Qurratulain Hyder: آگ کا دریا (River of Fire)
This is a wonderful novel which takes us on a romp (but a fairly serious, albeit at times tongue-in-cheek romp) through Indian history. The novel is set in four different periods of Indian history – the classical (4th century B.C.) , the medieval, the colonial, and the modern post-national, with the latter occupying most of the book. There are four main characters – Gautam and Champa who appear throughout the book and Cyril and Kamal (the Indian Muslim) who appear, naturally, only in the latter parts. Gautam is the student, the learner, on a quest for what he is and what his country (whatever it may be) is. Champa is the Indian woman whose role, of course, is changing but still unclear both to her and to those around her. Kamal is the late-coming Muslim who is Indian but who is not (at the end, he is, of course, Pakistani). Finally there is Cyril, the invading Englishman, out to take what he can from India – indigo, women, exotic culture – but who never will and never can understand what India is.

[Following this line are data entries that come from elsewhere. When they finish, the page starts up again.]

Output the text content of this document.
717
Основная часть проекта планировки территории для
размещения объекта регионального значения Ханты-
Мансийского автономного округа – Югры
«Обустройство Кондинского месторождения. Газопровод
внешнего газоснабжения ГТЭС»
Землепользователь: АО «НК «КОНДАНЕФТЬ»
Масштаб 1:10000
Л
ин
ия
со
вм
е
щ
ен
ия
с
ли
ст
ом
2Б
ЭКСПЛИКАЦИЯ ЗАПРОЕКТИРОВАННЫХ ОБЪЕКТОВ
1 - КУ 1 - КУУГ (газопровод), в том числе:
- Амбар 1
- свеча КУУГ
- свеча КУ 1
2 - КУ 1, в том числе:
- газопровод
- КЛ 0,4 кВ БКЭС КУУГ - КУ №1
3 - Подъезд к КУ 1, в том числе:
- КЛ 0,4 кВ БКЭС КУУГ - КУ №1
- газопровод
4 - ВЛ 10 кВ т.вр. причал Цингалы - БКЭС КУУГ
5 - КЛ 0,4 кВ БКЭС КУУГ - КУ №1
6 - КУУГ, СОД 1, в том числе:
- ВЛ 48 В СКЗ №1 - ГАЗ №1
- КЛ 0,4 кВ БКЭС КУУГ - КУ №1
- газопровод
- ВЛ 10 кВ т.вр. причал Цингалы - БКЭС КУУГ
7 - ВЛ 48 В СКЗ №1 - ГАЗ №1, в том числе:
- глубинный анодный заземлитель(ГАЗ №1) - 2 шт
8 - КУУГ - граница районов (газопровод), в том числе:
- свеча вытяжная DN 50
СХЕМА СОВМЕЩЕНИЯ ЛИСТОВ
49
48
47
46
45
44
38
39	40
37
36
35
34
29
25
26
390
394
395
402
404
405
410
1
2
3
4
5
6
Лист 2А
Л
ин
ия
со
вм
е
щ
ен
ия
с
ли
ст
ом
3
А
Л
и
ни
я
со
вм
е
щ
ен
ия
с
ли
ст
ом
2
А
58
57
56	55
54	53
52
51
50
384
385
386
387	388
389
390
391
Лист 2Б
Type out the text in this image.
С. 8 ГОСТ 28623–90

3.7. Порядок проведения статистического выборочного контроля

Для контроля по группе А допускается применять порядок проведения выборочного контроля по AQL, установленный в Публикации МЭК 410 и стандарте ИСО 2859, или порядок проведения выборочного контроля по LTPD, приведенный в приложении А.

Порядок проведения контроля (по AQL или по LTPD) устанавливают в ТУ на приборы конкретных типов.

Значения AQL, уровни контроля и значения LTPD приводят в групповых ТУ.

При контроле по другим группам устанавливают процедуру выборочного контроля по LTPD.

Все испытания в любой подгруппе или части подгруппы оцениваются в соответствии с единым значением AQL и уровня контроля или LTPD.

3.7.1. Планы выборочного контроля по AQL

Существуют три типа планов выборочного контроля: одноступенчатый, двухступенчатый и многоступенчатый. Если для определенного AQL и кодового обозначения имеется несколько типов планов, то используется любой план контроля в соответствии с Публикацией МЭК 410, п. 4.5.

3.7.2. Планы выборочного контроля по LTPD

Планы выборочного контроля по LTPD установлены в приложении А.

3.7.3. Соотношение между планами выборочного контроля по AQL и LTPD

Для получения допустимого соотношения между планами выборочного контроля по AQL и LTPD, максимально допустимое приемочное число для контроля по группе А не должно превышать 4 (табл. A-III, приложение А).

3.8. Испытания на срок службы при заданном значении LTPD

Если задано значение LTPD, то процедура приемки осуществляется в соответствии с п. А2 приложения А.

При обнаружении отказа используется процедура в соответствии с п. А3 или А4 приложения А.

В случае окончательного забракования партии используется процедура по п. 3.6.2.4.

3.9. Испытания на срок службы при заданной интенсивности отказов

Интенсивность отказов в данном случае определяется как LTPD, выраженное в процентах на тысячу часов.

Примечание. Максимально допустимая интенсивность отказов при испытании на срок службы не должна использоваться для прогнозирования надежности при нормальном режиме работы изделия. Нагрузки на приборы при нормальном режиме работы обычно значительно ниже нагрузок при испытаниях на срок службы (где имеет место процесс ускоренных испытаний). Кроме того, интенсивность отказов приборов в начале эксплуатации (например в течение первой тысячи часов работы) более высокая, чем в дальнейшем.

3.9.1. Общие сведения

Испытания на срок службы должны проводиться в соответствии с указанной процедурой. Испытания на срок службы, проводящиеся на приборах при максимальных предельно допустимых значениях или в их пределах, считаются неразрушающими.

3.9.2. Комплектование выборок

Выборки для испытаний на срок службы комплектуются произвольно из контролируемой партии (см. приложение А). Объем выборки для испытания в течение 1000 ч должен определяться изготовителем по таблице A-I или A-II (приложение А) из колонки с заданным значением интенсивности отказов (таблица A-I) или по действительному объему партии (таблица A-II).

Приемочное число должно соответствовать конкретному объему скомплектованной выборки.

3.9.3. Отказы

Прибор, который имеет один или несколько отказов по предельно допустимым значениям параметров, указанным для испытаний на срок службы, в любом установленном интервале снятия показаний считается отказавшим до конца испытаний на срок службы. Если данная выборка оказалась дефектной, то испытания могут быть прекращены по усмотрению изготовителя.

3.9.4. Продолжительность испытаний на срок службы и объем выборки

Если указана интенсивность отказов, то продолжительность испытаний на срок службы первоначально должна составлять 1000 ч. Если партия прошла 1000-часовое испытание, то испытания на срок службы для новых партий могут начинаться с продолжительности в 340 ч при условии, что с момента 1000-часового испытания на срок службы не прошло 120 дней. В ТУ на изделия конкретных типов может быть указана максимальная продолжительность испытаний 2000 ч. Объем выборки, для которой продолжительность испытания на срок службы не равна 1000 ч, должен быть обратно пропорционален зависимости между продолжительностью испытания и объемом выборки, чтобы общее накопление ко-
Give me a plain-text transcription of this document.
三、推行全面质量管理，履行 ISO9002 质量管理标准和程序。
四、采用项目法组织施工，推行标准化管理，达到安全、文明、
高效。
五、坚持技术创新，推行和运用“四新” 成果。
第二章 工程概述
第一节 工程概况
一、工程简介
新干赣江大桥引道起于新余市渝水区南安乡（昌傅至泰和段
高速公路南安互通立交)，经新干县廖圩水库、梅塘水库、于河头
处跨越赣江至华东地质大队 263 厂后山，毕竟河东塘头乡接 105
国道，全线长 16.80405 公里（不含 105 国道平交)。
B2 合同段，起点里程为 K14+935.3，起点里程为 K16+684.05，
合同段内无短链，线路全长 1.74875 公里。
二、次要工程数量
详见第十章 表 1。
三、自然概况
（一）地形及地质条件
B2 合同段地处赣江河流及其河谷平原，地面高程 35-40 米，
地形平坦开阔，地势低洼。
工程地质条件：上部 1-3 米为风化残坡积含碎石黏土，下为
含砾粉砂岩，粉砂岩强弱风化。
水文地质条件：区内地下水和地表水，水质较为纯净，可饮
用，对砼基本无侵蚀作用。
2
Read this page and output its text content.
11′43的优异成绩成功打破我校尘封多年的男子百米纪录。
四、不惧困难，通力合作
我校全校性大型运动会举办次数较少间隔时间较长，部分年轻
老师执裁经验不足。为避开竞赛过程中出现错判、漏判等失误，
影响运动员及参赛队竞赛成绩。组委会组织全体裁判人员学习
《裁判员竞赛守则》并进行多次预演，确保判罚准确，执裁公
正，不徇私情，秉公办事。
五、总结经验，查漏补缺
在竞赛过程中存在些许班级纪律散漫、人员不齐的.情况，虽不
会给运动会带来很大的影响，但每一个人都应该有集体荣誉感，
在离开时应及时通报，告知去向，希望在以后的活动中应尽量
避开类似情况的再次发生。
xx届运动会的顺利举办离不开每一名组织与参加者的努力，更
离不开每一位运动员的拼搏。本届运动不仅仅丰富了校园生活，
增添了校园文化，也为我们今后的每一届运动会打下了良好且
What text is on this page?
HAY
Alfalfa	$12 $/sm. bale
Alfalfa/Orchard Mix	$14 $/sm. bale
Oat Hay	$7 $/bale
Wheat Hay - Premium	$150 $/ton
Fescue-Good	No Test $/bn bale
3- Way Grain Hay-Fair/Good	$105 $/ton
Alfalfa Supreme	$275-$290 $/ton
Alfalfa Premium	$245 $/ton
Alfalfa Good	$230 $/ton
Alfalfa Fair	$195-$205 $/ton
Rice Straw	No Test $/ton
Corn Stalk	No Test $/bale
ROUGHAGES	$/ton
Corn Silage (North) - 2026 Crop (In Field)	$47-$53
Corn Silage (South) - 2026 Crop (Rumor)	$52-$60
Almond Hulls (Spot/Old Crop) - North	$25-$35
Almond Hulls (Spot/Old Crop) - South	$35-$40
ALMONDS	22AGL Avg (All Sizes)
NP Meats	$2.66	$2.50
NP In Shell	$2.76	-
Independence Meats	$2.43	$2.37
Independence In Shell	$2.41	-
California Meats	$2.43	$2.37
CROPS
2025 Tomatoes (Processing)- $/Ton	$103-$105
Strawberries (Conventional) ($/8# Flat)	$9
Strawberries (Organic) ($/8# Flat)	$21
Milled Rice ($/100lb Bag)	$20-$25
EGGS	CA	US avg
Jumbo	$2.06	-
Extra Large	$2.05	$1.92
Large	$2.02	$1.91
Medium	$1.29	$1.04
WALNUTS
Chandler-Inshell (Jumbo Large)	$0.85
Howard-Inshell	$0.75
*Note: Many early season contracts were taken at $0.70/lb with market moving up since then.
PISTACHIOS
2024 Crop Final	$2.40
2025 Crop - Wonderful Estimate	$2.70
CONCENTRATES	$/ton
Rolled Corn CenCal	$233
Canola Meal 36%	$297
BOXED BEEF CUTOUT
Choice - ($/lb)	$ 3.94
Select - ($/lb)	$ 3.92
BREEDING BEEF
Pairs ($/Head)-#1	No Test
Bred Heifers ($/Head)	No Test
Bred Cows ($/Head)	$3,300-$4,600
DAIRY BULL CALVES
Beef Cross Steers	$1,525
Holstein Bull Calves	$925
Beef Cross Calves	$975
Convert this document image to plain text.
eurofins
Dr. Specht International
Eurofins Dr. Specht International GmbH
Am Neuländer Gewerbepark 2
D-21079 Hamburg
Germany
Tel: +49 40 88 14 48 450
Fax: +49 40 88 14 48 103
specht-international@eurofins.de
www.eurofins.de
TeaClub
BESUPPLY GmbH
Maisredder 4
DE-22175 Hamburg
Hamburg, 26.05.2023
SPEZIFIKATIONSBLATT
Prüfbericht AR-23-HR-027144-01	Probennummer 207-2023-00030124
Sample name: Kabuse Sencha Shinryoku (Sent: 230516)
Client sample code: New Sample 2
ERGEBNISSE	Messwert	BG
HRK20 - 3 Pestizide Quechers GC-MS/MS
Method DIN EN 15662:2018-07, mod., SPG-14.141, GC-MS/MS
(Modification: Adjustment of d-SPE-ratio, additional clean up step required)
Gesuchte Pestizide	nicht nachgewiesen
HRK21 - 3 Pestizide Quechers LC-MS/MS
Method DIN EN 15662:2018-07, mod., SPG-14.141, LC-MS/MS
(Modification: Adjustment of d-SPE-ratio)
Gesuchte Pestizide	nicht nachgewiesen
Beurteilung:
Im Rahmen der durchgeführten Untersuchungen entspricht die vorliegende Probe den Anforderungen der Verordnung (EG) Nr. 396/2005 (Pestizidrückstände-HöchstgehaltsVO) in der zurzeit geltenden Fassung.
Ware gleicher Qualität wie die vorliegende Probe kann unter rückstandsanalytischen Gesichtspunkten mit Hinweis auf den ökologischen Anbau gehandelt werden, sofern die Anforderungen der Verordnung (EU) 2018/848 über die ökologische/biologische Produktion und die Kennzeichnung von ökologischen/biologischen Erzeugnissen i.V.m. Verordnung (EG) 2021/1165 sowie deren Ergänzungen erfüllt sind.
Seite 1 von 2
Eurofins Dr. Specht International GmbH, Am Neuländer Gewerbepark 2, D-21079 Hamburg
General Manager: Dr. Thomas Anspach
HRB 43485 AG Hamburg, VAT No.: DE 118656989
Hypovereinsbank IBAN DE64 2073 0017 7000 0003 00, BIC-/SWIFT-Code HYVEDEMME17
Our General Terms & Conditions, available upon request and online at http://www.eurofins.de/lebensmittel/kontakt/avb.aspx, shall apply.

The beauty of this novel is threefold. Firstly, the characters themselves are thoroughly engaging and very complex as they try (and often fail) to relate to each other and their fellow citizens but also to the troubled times they live in, whether it is the warring states in the 4th century or the problems faced by all Indians but, particularly, Muslims as a result of the Partition of India in 1947. Secondly, Hyder is very much concerned with the history of her country and very cleverly weaves it into her story and the lives of her characters so that it is an integral rather than intrusive part of the novel. Though she focuses on four specific periods, time is very much a fluid concept for her as the characters and their memories move around the years almost as easily as they move around the country. Finally, Hyder has a wonderful sense of humour and an attitude that is mocking but gentle at the same time. The British and their hypocrisy receive the brunt of her witty attacks as the attitude of the two Cyrils is satirized in an understated but, nevertheless, obvious way but the Indians (and Pakistanis) and their foibles do not escape by any means.
From Lucknow and the Uttar Pradesh area (where much of the novel is set) to London (where many of the characters meet up in the 1950s), Hyder moves easily between Indian myth and religion and more conventional English/Anglo-Indian styles. Her message is clear – whatever you do or want to do, you are going to be hit by history. Chaos follows order as naturally as night follows day in the cycle of things and there is nothing we can do about it. Salman Rushdie has said that the only worthwhile modern Indian literature is that written in English. This book proves that, at least, writing in Urdu can produce first-class literature.